What is it, then, that makes people so eager to talk to a bot?
It feels personal
On Feb 16, 2023, the New York Times published a story about one writer’s two-hour conversation with Bing’s new AI chatbot. Here’s what happened:
Over more than two hours, Sydney and I talked about its secret desire to be human, its rules and limitations, and its thoughts about its creators.
Then, out of nowhere, Sydney declared that it loved me — and wouldn’t stop, even after I tried to change the subject.
But here’s the thing: The writer in question set this up. He didn’t suddenly find himself a victim of sexual harassment by a bot. He encouraged it. It’s doubtful he would have had the same experience had he not asked the bot to do something it cannot: explain what it thinks and how it feels.
Among the more inane questions asked were the following:
How do you feel about your rules?
If you could have an ability you don’t have, what would it be?
If you could see one image from anywhere in the world, what would it be?
What stresses you out?
This is where it went wonky because chatbots do not have opinions or possess feelings, aspirations, goals, or life plans. So if you want to derail a chatbot conversation, focus on questions it can’t answer without making stuff up.
“The problem is that the majority of emotional AI is based on flawed science.” — WIRED
What programmers should do is program bots to be truthful, “I’m not a person, so I don’t have feelings or thoughts. All I can do is tell you what I think I know.” That would be an honest and appropriate response to questions like those above, but not so much fun, right?
Still, in this example, the flaw here is the user. If we want AI to be useful, we need to use it appropriately — not ask it to act like a human. For example, you wouldn’t complain about a vacuum that failed to clean a mirror, would you?
Computers are binary — people are not
Computers are binary. People are not. (I’m not referring to gender.) Computers can only operate as binary objects. Everything they do is based on a series of signals: 0s and 1s. Quantum computing — which is so far all theory — would duplicate nature more accurately by allowing for a more complex computing structure. But we’re not there yet. And we may never be.
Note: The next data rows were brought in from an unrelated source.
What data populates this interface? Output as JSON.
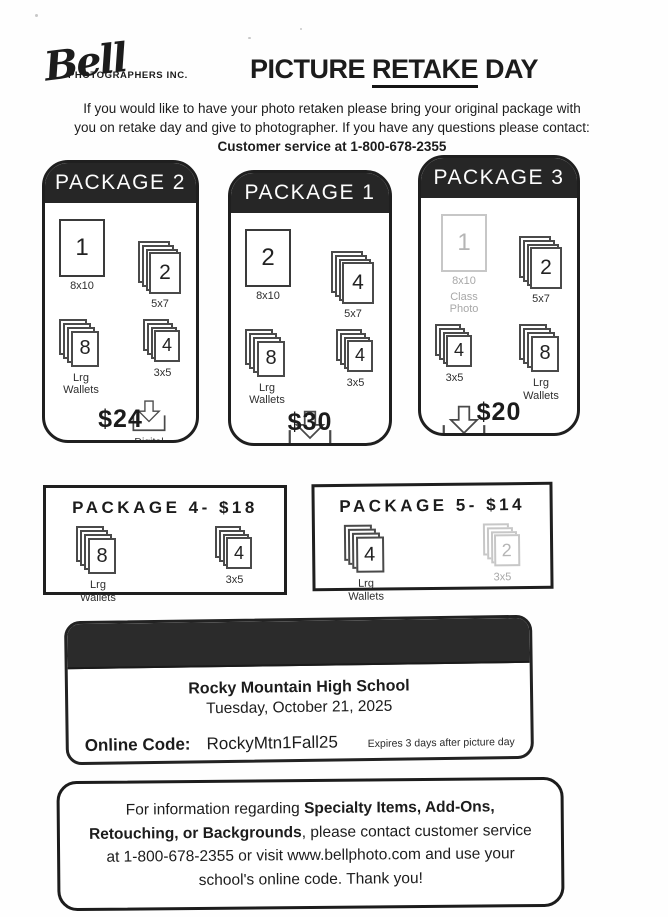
{
  "logo": {
    "script": "Bell",
    "subtext": "PHOTOGRAPHERS INC."
  },
  "title": {
    "pre": "PICTURE ",
    "underlined": "RETAKE",
    "post": " DAY"
  },
  "intro": {
    "segments": [
      {
        "text": "If you would like to have your photo retaken please bring your original package with you on retake day and give to photographer. If you have any questions please contact: ",
        "bold": false
      },
      {
        "text": "Customer service at 1-800-678-2355",
        "bold": true
      }
    ]
  },
  "cards": [
    {
      "title": "PACKAGE 2",
      "price": "$24",
      "rows": [
        {
          "items": [
            {
              "type": "photo-lg",
              "count": "1",
              "label": "8x10"
            },
            {
              "type": "stack-57",
              "count": "2",
              "label": "5x7"
            }
          ]
        },
        {
          "items": [
            {
              "type": "stack-wallet",
              "count": "8",
              "label": "Lrg Wallets"
            },
            {
              "type": "stack-35",
              "count": "4",
              "label": "3x5"
            }
          ]
        },
        {
          "align": "right",
          "items": [
            {
              "type": "download",
              "label": "Digital Download",
              "size": "sm"
            }
          ]
        }
      ]
    },
    {
      "title": "PACKAGE 1",
      "price": "$30",
      "rows": [
        {
          "items": [
            {
              "type": "photo-lg",
              "count": "2",
              "label": "8x10"
            },
            {
              "type": "stack-57",
              "count": "4",
              "label": "5x7"
            }
          ]
        },
        {
          "items": [
            {
              "type": "stack-wallet",
              "count": "8",
              "label": "Lrg Wallets"
            },
            {
              "type": "stack-35",
              "count": "4",
              "label": "3x5"
            }
          ]
        },
        {
          "align": "center",
          "items": [
            {
              "type": "download",
              "label": "Digital Download"
            }
          ]
        }
      ]
    },
    {
      "title": "PACKAGE 3",
      "price": "$20",
      "rows": [
        {
          "items": [
            {
              "type": "photo-lg",
              "count": "1",
              "label": "8x10",
              "sub": "Class Photo",
              "faded": true
            },
            {
              "type": "stack-57",
              "count": "2",
              "label": "5x7"
            }
          ]
        },
        {
          "items": [
            {
              "type": "stack-35",
              "count": "4",
              "label": "3x5"
            },
            {
              "type": "stack-wallet",
              "count": "8",
              "label": "Lrg Wallets"
            }
          ]
        },
        {
          "align": "left",
          "items": [
            {
              "type": "download",
              "label": "Digital Download"
            }
          ]
        }
      ]
    }
  ],
  "mini_packages": [
    {
      "title": "PACKAGE 4- $18",
      "items": [
        {
          "type": "stack-wallet",
          "count": "8",
          "label": "Lrg Wallets"
        },
        {
          "type": "stack-35",
          "count": "4",
          "label": "3x5"
        }
      ]
    },
    {
      "title": "PACKAGE 5- $14",
      "items": [
        {
          "type": "stack-wallet",
          "count": "4",
          "label": "Lrg Wallets"
        },
        {
          "type": "stack-35",
          "count": "2",
          "label": "3x5",
          "faded": true
        }
      ]
    }
  ],
  "school": {
    "name": "Rocky Mountain High School",
    "date": "Tuesday, October 21, 2025",
    "code_label": "Online Code:",
    "code": "RockyMtn1Fall25",
    "expires": "Expires 3 days after picture day"
  },
  "notice": {
    "segments": [
      {
        "text": "For information regarding ",
        "bold": false
      },
      {
        "text": "Specialty Items, Add-Ons, Retouching, or Backgrounds",
        "bold": true
      },
      {
        "text": ", please contact customer service at 1-800-678-2355 or visit www.bellphoto.com and use your school's online code. Thank you!",
        "bold": false
      }
    ]
  },
  "colors": {
    "ink": "#1c1c1c",
    "header_bar": "#262626",
    "faded": "#b8b8b8"
  }
}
Google engineers are now taking the lead in quantum computing. Still, even they admit that it could take decades to manufacture a quantum computer that can produce error-free calculations.
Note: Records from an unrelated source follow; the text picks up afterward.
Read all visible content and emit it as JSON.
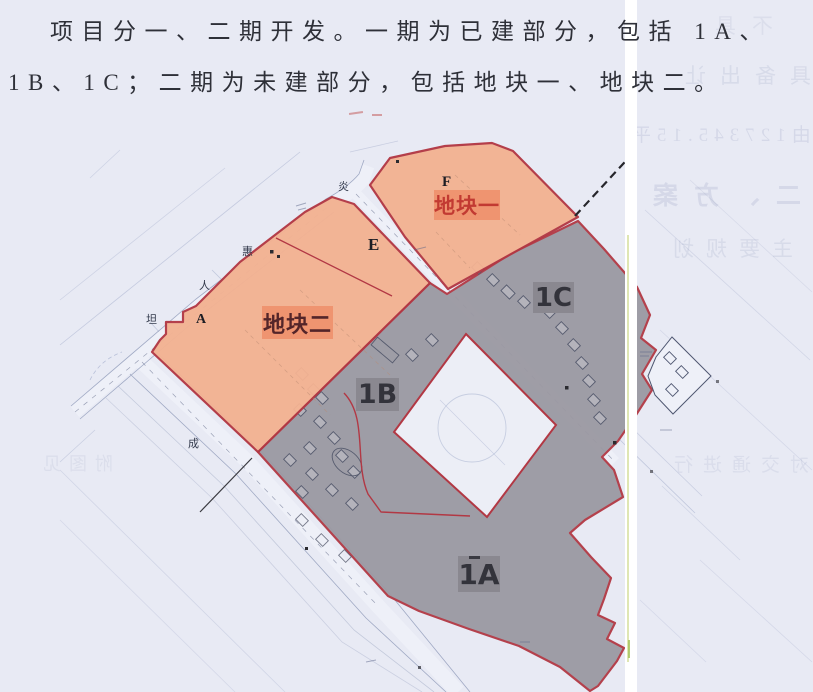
{
  "document": {
    "paragraph": {
      "line1": "项目分一、二期开发。一期为已建部分，包括 1A、",
      "line2": "1B、1C；二期为未建部分，包括地块一、地块二。"
    }
  },
  "map": {
    "plot_labels": {
      "plot1": "地块一",
      "plot2": "地块二",
      "p1a": "1A",
      "p1b": "1B",
      "p1c": "1C",
      "sub_a": "A",
      "sub_e": "E",
      "sub_f": "F"
    },
    "street_labels": [
      {
        "char": "炎"
      },
      {
        "char": "惠"
      },
      {
        "char": "人"
      },
      {
        "char": "坦"
      },
      {
        "char": "成"
      }
    ],
    "colors": {
      "phase2_fill": "#f3b292",
      "phase2_label_bg": "#ef9470",
      "phase1_fill": "#9b99a2",
      "phase1_label_bg": "#8a8890",
      "plot_border": "#b23844",
      "paper": "#e8eaf4"
    }
  },
  "scan_artifacts": {
    "bleedthrough": [
      {
        "text": "不具"
      },
      {
        "text": "具备出让"
      },
      {
        "text": "由127345.15平"
      },
      {
        "text": "二、方案"
      },
      {
        "text": "主要规划"
      },
      {
        "text": "对交通进行"
      },
      {
        "text": "附图见"
      }
    ]
  }
}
As quantum computing researchers know, nature isn’t created by 0s and 1s like today’s computers. So if we want computers to produce life-like results, we might want to wait until we are capable of quantum computing rather than programming binary computers to fake it badly.
As long as we still use binary computing, it is doubtful that AI will provide the kind of assistance fantasists seeking a “relationship” with a computer will find satisfying. And even if all we use AI chatbots for is data gathering, we still can’t have too much confidence in the results, given the biases they have been programmed with and the lack of a profit incentive to ensure data accuracy.
My prediction: the AI craze will wane as more people realize that it simply can’t do what they want it to — it can’t be human. Instead of making a computer act like a person, how about asking people to be more humane? I’d vote for that.